Gleichwohl gelangt die Kommission (stimmberechtigte und beratende Mitglieder sowie Ombudsmann) übereinstimmend zu der Auffassung, dass die Verstöße gegen gute wissenschaftliche Praxis nicht ausreichen, um den Tatbestand wissenschaftlichen Fehlverhaltens im Sinne der – an den Vorschlägen der Deutschen Forschungsgemeinschaft orientierten – Satzung der Universität Potsdam zu verwirklichen. Dieser Tatbestand stellt strenge Voraussetzungen auf. Er verlangt im objektiven Tatbestand eine Falschangabe, eine Verletzung geistigen Eigentums oder eine Beeinträchtigung der Forschungstätigkeit anderer. Als Beispiel für eine Verletzung geistigen Eigentums nennt die Satzung die unbefugte Verwertung urheberrechtlich geschützter Werke oder wesentlicher wissenschaftlicher Erkenntnisse, Hypothesen, Lehren oder Forschungsansätze anderer unter Anmaßung der Autorenschaft (Plagiat). Eine Anmaßung der Autorenschaft würde eine Täuschung über die tatsächliche Urheberschaft von in der Arbeit wiedergegebenen Werken oder dargestellten wissenschaftlichen Erkenntnissen erfordern. Eine solche Täuschung ist der untersuchten Dissertation nicht vorzuwerfen. Dies ergibt sich auf Grund verschiedener Umstände des Einzelfalls. Insbesondere sehen sich weder die Gutachter der Dissertation, noch weitere, teilweise fachfremde Personen durch die mit „Vgl.“-Verweisen gekennzeichneten, wörtlich übernommenen Satzfragmente über die tatsächliche Urheberschaft der wiedergegebenen wissenschaftlichen Ergebnisse getäuscht.

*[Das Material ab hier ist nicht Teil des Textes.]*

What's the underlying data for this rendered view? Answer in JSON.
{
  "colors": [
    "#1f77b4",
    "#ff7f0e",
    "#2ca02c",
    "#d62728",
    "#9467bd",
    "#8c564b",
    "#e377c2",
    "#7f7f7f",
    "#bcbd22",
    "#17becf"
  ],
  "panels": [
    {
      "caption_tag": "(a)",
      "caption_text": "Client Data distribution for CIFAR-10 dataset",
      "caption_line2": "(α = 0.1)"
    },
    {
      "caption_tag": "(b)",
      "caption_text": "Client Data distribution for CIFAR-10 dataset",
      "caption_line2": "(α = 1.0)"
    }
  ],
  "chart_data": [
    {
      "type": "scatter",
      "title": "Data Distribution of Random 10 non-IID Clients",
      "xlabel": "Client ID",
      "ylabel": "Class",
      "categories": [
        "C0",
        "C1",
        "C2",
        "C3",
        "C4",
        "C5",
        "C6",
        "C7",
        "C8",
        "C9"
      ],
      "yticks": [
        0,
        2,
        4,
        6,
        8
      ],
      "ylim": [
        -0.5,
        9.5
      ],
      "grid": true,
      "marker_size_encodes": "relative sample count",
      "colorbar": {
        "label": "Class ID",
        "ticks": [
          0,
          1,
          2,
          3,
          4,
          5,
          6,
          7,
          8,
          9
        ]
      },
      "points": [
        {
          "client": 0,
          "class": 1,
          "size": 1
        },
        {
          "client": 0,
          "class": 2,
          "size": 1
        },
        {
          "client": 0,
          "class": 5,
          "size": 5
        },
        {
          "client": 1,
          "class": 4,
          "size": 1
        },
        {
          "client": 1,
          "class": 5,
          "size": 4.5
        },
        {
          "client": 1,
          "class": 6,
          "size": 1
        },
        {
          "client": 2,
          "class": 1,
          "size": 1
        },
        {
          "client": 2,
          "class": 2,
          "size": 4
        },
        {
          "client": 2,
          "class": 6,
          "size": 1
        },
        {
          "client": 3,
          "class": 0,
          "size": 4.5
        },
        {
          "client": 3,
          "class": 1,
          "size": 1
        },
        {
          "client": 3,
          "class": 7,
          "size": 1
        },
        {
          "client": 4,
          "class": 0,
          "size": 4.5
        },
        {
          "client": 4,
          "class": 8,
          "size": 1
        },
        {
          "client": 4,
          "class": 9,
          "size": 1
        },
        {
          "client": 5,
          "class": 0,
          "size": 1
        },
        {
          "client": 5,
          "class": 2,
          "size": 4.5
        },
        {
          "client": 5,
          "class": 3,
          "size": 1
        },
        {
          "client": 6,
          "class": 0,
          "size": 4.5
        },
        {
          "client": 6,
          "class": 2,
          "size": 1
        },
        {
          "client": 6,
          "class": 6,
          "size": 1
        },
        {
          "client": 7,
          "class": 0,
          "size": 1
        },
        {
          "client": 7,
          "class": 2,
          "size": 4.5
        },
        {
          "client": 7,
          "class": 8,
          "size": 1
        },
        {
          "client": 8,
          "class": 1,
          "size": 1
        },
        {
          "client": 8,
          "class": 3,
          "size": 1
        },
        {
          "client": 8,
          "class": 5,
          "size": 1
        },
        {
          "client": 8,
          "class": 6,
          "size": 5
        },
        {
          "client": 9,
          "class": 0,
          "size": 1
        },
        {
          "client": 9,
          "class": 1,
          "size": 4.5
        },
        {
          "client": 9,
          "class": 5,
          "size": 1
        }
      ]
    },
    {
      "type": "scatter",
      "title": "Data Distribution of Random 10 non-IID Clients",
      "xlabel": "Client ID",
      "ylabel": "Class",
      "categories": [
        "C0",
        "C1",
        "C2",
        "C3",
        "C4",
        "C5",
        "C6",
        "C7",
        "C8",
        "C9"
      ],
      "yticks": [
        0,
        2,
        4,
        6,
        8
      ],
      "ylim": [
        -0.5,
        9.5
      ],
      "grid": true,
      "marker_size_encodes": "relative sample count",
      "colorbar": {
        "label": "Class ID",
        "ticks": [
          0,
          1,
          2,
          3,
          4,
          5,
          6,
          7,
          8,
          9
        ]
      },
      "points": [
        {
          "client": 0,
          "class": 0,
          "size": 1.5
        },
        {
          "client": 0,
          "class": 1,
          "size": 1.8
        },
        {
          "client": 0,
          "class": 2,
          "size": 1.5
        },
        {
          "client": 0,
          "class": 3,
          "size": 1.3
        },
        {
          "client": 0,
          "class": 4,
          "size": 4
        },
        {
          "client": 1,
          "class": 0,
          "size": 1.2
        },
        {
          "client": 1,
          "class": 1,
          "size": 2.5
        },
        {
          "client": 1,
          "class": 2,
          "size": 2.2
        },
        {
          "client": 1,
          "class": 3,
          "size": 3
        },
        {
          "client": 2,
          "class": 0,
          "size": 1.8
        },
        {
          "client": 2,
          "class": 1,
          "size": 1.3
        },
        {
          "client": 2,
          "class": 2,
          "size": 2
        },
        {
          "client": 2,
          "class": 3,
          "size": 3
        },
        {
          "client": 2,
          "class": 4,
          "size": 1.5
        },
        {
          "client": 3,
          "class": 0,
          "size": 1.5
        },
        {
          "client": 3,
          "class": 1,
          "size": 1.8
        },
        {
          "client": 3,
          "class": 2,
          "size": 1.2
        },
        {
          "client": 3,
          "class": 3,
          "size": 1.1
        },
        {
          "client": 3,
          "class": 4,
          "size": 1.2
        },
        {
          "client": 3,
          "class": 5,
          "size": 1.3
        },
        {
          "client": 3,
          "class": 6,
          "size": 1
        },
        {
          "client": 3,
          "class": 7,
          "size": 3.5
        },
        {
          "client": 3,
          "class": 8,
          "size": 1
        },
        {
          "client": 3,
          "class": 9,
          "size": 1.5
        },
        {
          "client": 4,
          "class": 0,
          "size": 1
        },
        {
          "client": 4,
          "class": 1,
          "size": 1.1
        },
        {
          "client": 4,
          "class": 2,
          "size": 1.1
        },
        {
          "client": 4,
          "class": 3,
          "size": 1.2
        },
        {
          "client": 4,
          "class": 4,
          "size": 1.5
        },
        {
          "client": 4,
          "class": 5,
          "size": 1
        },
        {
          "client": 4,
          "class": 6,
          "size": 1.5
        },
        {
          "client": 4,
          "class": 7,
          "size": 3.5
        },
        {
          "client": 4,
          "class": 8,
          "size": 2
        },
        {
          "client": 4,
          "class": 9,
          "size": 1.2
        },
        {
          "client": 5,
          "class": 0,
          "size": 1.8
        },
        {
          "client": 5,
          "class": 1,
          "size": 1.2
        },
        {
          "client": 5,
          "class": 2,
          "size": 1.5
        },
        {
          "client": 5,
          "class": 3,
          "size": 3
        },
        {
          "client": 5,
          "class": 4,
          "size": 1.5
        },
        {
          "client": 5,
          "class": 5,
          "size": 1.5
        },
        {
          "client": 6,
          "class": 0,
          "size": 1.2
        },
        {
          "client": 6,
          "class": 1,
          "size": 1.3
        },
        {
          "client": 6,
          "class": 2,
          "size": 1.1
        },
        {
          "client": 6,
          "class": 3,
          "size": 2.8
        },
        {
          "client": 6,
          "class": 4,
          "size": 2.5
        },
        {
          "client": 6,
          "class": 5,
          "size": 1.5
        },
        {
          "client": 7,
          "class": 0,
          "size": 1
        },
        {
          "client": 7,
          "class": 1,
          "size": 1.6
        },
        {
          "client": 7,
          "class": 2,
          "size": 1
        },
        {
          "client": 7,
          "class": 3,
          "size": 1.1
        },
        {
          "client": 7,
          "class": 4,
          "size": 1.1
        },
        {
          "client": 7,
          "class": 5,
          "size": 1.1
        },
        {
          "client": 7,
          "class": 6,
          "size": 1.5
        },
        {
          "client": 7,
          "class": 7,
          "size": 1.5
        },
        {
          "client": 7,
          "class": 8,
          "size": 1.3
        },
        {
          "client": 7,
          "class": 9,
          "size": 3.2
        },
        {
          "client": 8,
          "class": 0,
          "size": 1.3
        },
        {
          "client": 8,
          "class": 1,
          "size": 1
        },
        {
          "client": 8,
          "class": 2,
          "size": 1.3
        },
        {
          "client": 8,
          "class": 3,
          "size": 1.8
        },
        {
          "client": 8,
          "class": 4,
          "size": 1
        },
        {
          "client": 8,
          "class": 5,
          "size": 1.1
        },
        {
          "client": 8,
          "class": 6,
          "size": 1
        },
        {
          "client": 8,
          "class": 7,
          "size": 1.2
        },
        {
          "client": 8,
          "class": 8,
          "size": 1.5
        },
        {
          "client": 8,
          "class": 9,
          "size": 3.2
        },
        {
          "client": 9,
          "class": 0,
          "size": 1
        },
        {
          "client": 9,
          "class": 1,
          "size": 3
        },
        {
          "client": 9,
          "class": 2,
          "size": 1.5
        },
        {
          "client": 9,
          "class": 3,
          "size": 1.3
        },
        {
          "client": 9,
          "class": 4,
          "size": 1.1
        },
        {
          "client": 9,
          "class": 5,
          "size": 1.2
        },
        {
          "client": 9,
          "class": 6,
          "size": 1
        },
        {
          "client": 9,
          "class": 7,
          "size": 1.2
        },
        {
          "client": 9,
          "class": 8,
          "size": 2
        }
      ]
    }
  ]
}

Darüber hinaus wäre auch – würde man den objektiven Tatbestand wissenschaftlichen Fehlverhaltens annehmen –, der subjektive Tatbestand wissenschaftlichen Fehlverhaltens im Sinne der Satzung nicht gegeben. Dieser Tatbestand verlangt Vorsatz oder grobe Fahrlässigkeit. Auch daran fehlt es hier nach übereinstimmender Auffassung der Kommission auf Grund der Umstände des Einzelfalles. Insbesondere spricht die Gutgläubigkeit von Herrn Althusmann im Hinblick auf die von ihm angewandte Methodik gegen das Vorliegen von Vorsatz oder grober Fahrlässigkeit. Die Gutachter haben die Arbeit nicht ausreichend auf Verstöße gegen gute wissenschaftliche Praxis überprüft.